Lui afferrò con rabbia il beauty case dalla mensola del bagno, aprì la cerniera centrale, sbottonò le tasche laterali. Si avvicinò al balcone di casa e si girò a guardarla solo per l’attimo di una sua qualche certezza, la misura esatta che gli confermava quanto tra i due sapeva essere il migliore.
I muscoli di lei intanto somigliavano agli elastici delle fionde quando rinculano e poi si afflosciano come stanchi. Fermati pensò ancora, mentre lui l’accusò di essere la solita inaffidabile, irresponsabile donnetta. Fermati si ribadì ferma com’era. Lo vide rovesciare il beauty oltre la ringhiera del balcone, sentì qualcuno insultarlo, una voce maschile che arrivava dalla strada, coglione, ma che fai? Lui diventò prima bianco come la cipria trasparente che galleggiava per aria come un monumento di polvere, poi rosso vermiglio come il suo amato Dior Rouge Blush 028 che immaginava frammentato in mille scaglie fiammeggianti. 
Lui tirò un calcio a una sedia, si fece male, ne tirò un altro a vuoto per la rabbia di quel dolore che non intendeva meritarsi.

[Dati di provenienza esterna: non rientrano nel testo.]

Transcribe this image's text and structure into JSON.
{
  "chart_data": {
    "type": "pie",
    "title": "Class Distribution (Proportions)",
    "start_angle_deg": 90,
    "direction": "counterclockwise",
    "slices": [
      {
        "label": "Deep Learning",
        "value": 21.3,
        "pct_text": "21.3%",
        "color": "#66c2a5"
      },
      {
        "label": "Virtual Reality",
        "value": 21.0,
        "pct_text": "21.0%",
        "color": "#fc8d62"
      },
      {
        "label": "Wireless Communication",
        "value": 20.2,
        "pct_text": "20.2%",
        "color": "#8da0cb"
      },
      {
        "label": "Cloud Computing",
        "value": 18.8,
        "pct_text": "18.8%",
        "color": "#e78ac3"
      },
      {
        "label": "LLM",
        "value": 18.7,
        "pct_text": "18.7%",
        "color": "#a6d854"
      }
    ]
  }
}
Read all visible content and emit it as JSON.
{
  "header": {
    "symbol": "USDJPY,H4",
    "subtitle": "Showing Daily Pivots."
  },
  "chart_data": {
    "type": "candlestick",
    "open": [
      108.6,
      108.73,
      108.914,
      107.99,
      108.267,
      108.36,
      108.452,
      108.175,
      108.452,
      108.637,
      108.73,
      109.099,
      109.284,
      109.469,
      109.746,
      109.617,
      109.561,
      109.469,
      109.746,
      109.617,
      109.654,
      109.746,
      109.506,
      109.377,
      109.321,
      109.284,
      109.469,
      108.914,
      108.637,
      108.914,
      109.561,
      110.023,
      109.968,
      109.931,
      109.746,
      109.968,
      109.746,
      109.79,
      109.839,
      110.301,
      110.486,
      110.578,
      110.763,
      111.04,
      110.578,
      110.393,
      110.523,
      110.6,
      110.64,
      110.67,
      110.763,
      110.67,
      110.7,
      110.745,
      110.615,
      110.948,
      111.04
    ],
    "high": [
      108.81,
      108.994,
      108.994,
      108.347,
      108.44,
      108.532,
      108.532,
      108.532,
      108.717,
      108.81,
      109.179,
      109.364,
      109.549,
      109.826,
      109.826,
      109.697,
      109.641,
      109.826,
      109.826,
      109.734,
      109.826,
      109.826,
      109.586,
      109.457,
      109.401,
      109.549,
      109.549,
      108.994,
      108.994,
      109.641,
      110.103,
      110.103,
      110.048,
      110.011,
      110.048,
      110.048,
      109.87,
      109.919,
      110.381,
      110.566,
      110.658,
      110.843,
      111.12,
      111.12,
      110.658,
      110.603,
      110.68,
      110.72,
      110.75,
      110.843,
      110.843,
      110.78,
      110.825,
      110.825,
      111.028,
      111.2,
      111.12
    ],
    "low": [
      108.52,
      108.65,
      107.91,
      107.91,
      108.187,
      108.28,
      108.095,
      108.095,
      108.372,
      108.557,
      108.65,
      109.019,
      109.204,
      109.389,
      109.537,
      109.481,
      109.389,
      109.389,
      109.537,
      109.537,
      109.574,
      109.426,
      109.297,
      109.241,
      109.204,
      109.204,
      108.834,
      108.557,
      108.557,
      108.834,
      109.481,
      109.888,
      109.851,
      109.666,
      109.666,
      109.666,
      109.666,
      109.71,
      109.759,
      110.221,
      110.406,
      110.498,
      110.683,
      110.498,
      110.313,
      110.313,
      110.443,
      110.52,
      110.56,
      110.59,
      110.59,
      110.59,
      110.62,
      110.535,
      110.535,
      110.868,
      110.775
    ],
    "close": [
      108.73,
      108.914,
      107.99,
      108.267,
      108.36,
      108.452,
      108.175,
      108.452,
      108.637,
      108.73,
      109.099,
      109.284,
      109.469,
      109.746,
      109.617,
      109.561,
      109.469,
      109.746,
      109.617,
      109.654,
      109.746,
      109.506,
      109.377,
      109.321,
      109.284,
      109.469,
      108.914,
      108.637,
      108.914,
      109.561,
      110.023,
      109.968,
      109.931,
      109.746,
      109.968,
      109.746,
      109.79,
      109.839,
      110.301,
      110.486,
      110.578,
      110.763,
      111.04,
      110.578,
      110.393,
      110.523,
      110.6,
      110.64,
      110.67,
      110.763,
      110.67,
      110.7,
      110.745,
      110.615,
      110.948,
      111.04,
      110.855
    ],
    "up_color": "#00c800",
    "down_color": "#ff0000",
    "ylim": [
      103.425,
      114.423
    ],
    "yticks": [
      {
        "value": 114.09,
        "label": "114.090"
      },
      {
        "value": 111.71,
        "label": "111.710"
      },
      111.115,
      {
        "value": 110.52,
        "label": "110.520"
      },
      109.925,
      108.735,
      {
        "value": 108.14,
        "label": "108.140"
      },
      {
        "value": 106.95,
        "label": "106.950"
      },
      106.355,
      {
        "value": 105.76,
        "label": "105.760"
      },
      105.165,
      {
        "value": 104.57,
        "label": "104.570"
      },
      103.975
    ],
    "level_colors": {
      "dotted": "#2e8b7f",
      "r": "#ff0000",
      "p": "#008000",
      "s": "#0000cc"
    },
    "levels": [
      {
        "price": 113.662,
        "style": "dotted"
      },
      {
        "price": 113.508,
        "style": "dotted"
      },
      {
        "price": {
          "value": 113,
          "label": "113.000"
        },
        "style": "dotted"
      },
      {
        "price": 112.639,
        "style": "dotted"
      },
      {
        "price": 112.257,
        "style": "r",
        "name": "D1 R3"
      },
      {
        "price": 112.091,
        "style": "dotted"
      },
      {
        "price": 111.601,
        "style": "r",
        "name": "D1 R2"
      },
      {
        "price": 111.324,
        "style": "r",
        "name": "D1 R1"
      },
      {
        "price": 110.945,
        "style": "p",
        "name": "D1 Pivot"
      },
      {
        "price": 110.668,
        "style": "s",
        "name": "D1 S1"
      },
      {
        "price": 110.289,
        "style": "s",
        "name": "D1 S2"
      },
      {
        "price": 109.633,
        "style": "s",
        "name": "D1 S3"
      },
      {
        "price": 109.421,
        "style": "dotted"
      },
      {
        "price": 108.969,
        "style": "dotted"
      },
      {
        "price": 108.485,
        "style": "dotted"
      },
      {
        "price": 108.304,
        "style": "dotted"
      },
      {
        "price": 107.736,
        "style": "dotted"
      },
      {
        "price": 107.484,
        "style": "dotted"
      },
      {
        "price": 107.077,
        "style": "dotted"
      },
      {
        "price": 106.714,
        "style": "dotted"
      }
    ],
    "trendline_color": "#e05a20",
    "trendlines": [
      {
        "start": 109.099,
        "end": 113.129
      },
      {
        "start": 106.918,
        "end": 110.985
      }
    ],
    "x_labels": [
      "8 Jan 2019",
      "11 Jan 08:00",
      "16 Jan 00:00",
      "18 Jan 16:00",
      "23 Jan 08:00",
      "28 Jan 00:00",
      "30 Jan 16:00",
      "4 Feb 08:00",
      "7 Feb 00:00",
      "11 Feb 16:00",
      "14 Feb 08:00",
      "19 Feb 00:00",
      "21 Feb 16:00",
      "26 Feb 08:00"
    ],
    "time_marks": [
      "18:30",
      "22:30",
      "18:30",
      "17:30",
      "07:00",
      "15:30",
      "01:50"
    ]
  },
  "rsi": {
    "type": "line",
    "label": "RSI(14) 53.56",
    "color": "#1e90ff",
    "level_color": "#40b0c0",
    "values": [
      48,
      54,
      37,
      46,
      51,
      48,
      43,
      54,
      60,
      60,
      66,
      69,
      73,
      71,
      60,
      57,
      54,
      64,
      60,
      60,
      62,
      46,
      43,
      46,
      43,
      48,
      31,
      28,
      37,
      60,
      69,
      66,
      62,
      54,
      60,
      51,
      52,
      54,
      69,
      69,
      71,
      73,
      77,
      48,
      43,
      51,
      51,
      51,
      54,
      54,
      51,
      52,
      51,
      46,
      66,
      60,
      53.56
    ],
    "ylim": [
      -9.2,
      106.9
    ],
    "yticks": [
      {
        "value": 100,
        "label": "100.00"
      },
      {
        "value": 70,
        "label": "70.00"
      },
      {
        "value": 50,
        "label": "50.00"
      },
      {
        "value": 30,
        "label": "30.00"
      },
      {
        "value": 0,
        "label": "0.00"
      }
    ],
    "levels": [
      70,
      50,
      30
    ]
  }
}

Era colpa sua, tutta colpa di lei, considerò. Aprì le ante dell’armadio e lo trovò: quell’osceno vestitino rimediato al mercato delle pulci che voleva rendere l’idea di una donna aperta e di buon gusto. Corto appena sotto le mutande come quelli delle puttane, come le poco di buono. Colorato a motivi pop, con delle paillettes inopportune e luccicanti, quasi certamente indossato da qualche altra progressista del cazzo negli anni sessanta; ma adesso basta. Basta davvero.


Provò a strapparlo con la forza di quelle sue mani bianche e mollicce. Nulla: coriaceo come il guscio di un gamberone arrosto. 

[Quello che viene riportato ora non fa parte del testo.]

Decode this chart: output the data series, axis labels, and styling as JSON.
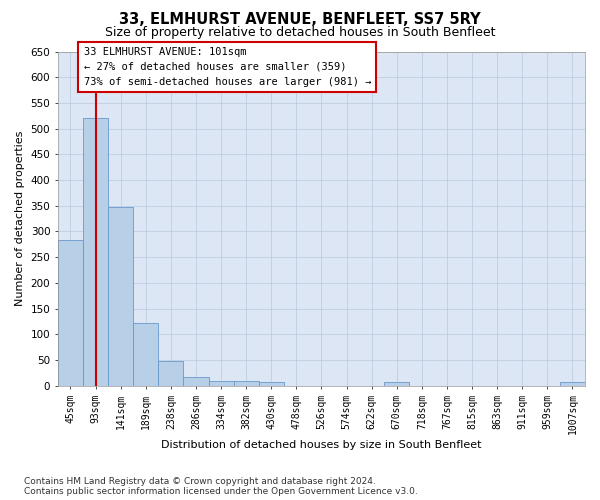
{
  "title": "33, ELMHURST AVENUE, BENFLEET, SS7 5RY",
  "subtitle": "Size of property relative to detached houses in South Benfleet",
  "xlabel": "Distribution of detached houses by size in South Benfleet",
  "ylabel": "Number of detached properties",
  "categories": [
    "45sqm",
    "93sqm",
    "141sqm",
    "189sqm",
    "238sqm",
    "286sqm",
    "334sqm",
    "382sqm",
    "430sqm",
    "478sqm",
    "526sqm",
    "574sqm",
    "622sqm",
    "670sqm",
    "718sqm",
    "767sqm",
    "815sqm",
    "863sqm",
    "911sqm",
    "959sqm",
    "1007sqm"
  ],
  "values": [
    283,
    521,
    347,
    122,
    48,
    16,
    10,
    10,
    7,
    0,
    0,
    0,
    0,
    8,
    0,
    0,
    0,
    0,
    0,
    0,
    7
  ],
  "bar_color": "#b8cfe8",
  "bar_edgecolor": "#6699cc",
  "vline_x": 1.0,
  "vline_color": "#cc0000",
  "ann_line1": "33 ELMHURST AVENUE: 101sqm",
  "ann_line2": "← 27% of detached houses are smaller (359)",
  "ann_line3": "73% of semi-detached houses are larger (981) →",
  "ylim_max": 650,
  "footnote1": "Contains HM Land Registry data © Crown copyright and database right 2024.",
  "footnote2": "Contains public sector information licensed under the Open Government Licence v3.0.",
  "axes_bg": "#dce6f5",
  "grid_color": "#b8c8dc"
}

Fermati lei ripeteva, fermati, si calmerà. Finché si agita puoi tollerarlo, in fondo sono capricci di bambino. Tra un paio d’ore, al solito, sarà adorabile come se non fosse successo niente. 

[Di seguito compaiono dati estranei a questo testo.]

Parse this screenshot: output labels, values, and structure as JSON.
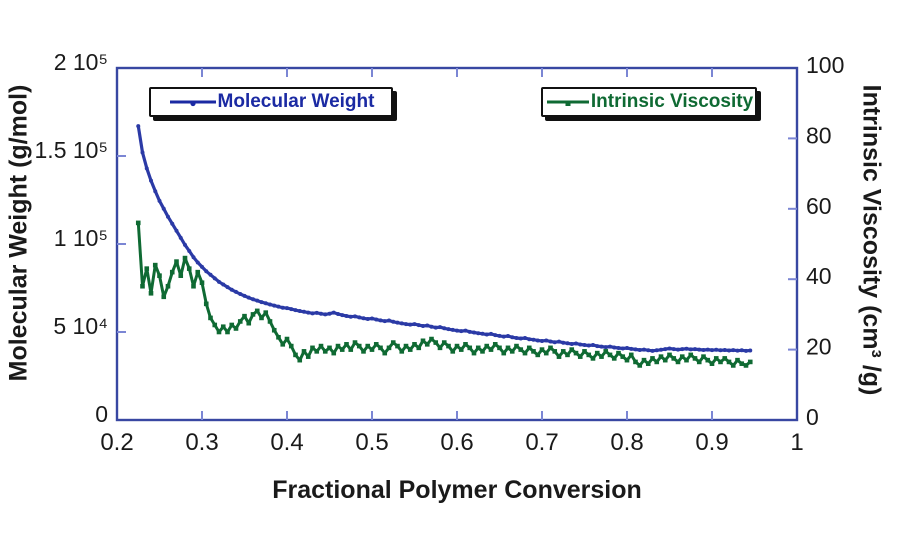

Lui aprì qualche cassetto a caso per cercare qualcosa, forse delle forbici. Trovò un taglierino a lama larga che aveva visto in mano all’elettricista quella volta in cui si doveva rifare l’impianto salvavita. L’elettricista, buono anche quello. L’immagine di un uomo per casa lo infiammò ancora di più. Con un’ira spropositata e scomposta tagliò per il lungo in due parti quasi identiche il vestito che perse qualche paillette. 
Lei gettò uno sguardo al cellulare che si illuminò all’improvviso segnalando un messaggio in arrivo. Lui gettò uno sguardo furioso allo stesso cellulare che osava brillare impavido. Non poteva tollerare oltre, in un momento come quello, poi, un momento cerimoniale, regale quasi, in cui ogni lordura di lei poteva essere sanata a botte di candore brutale. La mondezza di un messaggio invadente no, non poteva sostenerla. Lo scaraventò dal balcone con rabbia, tuttavia mantenendo la classe di un lanciatore di baseball, mettendoci tanta di quell’enfasi che atterrò nel terrazzo dirimpetto. 
Lei si rivide in sua madre, quarant’anni paralizzata dall’ira del marito, le lacrime che le rigavano il viso muto e immobile, rintanata in un angolo a pregare che finisse presto. Non mi ha mai sfiorato con un dito, si era vantata al funerale mentre lo piangeva. Mai. 
Vero, assolutamente vero, mamma. 

 

Saggiò il momento e finalmente si mosse piano, tanto era già sereno: il momento dei sensi di colpa era arrivato presto e poteva durare anche giorni. Con un cellulare rotto, poi, anche settimane intere. Che culo. Ho perso la testa, le disse piagnucolando come al solito, perdonami, è solo perché ti amo troppo. Ma se ti va usciamo e ti compro quel nuovo modello, quello col processore Octa-core, le quattro fotocamere posteriori.


Lei pensò che, in fondo, non voleva un cellulare migliore. 
Ma sentiva l’urgenza di ricomprare quel fard precipitato giù, il suo meraviglioso Dior Rouge 028. Lo rivoleva, ora, subito, gli mancava in maniera lancinante e improvvisa. E quando ti accorgi di amare più un blush di un uomo, ecco: è proprio arrivato il momento di andare.